07. Unexpected

3.4K 264 42
                                    

Happy reading .....

Manusia punya porsinya masing-masing
untuk sebuah kehidupan. Pun dengan
perasaan ataupun kebahagiaan.

- Xabiru Mahendra -

.

.

.

.



"Ada Aksa juga di sini? Udah lama nggak lihat kamu, makin tinggi aja, Sa."

Aksa yang semula tengah rebahan di sofa sambil memainkan ponselnya kini, tubuhnya seketika menegak dengan sempurna. Ketika mendapati kakak dari sahabatnya pulang.

"Kak Jev. Baru pulang, Kak?" balasnya balik bertanya dengan basa-basi. Kebetulan, Brivan tengah mandi. Jadi, hanya ia dan sosok cowok yang di panggil Kak Jev itu di sini.

Namanya, Javier Bagaskara. Kakak kandung dari Brivan Bagaskara, sahabat baik Antariksa. Orang-orang terdekatnya lebih akrab memanggilnya dengan panggilan Jev. Katanya agar lebih mudah dan pendek saja saat memanggil namanya.

Dia adalah dokter muda di salah satu rumah sakit terbesar di kota ini. Sekaligus, Javier juga seorang psikiater. Usianya baru 27 tahun, dan yang paling penting, laki-laki tampan itu masih single.

Dia tinggal di sini hanya bersama adik satu-satunya, Brivan. Kedua orang tua mereka tinggal di luar negeri untuk mengurus bisnis mereka. Satu tahun sekali pulang saja, itu belum tentu.

Labelnya saja tinggal di apartemen sedang ini. Tapi kenyataannya, Javier lebih banyak menghabiskan waktu di rumah sakit. Dan yang mengisi tempat ini sering kali Brivan dan Aksa saja.

Maka jangan heran jika saat di sini Antariksa sudah seperti berada di rumah sendiri.

"Iya nih, kamu sama Brivan udah makan?" katanya balik bertanya.

"Belum sih, ini mau order tapi nunggu Brivan dulu. Tahu sendiri dia suka misuh-misuh kalau aku pilihin makanan. Maunya pilih sendiri."

Javier mengangguk pertanda mengerti. "Nggak usah order kalian. Kakak masakin. Tapi tunggu kakak bersih-bersih dulu, ya."

Sangat langka sekali Javier mau repot-repot masak buat mereka. Maka, Antariksa tentu tak akan menolak. "Gitu ya? Yaudah kalau Kak Jev maksa."

Javier tertawa, ia senang jika ada Aksa di sini. Karena suasana apartemen ini lebih hidup. Jika hanya ia dan Brivan pasti tak akan seramai ini.

"Btw, Aku dari kemarin ada di sini tapi baru kali ini lihat Kak Jev pulang."

"Kan emang nggak pernah punya waktu buat pulang." Bukan, kalimat penuh nada sindiran itu bukan berasal dari dua orang yang tengah berada di ruang tamu.

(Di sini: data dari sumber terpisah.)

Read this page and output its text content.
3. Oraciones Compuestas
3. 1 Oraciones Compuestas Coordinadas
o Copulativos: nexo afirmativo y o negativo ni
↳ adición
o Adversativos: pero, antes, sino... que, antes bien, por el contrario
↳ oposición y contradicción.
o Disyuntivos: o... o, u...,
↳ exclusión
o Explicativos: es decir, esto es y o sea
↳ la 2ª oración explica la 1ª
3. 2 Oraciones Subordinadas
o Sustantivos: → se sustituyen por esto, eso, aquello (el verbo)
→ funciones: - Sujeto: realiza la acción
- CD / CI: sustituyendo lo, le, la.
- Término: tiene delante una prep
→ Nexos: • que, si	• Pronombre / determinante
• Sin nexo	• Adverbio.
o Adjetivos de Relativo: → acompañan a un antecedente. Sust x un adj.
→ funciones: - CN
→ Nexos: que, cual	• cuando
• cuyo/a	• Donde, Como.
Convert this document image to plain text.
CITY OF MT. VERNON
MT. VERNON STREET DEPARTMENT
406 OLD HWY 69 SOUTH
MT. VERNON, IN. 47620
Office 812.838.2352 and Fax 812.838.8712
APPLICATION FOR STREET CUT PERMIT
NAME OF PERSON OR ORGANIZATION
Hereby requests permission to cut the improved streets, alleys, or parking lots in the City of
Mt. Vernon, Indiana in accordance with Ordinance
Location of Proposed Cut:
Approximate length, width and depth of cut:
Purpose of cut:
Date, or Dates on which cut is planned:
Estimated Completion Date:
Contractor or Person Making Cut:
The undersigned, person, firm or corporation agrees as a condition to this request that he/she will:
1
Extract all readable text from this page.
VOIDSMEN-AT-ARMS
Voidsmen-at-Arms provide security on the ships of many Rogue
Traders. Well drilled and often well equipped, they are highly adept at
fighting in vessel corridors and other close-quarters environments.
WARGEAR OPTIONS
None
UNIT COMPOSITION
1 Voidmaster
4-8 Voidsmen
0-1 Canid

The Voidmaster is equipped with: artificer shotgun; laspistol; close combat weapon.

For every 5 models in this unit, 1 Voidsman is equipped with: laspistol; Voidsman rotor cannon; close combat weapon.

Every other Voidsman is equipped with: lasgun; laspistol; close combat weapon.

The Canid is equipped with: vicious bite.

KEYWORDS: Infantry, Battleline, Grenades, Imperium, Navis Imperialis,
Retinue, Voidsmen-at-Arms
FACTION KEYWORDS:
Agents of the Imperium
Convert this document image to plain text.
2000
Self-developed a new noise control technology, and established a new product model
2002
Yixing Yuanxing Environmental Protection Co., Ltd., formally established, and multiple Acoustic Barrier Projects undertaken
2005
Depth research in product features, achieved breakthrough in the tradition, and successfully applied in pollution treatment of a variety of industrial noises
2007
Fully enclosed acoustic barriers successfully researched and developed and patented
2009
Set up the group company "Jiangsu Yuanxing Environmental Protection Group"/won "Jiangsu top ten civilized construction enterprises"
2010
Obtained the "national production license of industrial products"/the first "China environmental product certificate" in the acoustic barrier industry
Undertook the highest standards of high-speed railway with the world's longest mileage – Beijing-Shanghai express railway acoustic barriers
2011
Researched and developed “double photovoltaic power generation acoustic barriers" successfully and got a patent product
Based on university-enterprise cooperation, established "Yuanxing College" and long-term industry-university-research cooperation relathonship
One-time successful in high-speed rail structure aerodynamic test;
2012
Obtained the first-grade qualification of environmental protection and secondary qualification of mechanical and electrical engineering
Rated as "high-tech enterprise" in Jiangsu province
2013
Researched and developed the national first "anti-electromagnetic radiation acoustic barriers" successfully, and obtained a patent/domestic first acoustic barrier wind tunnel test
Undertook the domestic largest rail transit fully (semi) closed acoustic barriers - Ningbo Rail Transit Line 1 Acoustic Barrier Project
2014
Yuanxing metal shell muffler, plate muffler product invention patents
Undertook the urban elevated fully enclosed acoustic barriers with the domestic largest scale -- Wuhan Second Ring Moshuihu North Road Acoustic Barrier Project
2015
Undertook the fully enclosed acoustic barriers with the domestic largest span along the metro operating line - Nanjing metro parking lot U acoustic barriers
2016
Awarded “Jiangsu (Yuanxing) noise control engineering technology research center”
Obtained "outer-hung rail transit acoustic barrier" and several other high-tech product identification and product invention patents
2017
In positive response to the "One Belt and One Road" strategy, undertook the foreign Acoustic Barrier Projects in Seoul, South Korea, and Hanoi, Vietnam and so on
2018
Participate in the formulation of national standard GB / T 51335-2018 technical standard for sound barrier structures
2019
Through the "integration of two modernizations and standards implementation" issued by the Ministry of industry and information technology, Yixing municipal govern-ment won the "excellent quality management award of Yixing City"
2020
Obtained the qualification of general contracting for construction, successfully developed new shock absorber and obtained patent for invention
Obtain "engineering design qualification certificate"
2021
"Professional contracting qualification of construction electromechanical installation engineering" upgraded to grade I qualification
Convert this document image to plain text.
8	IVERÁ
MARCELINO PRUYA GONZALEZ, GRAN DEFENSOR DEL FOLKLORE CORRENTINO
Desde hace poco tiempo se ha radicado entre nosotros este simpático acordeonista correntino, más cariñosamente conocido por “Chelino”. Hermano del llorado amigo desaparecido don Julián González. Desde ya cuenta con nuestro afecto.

Melainkan dari sosok cowok yang baru saja keluar dari kamarnya. Dengan kedua lengannya yang terlipat di depan dada.

Hening sejenak sampai Brivan ada di hadapan mereka. Javier hanya memandang adiknya itu penuh arti.

"Yaudah, kakak mau ke taruh ini di kamar."

Selepas kepergian Javier, Antariksa juga Brivan duduk berdampingan di atas sofa. "Kenapa lo masih aja sensi sama, Kak Jev?" ucap Antariksa memancing keributan.

"Yang penting gue nggak sampai lukain saudara sendiri kaya lo!" sarkasnya. Yang membuat Aksa terdiam seketika. Memang salah ia memancing keributan dengan Brivan. Dia selalu mempunyai banyak kata untuk membalikkan keadaan.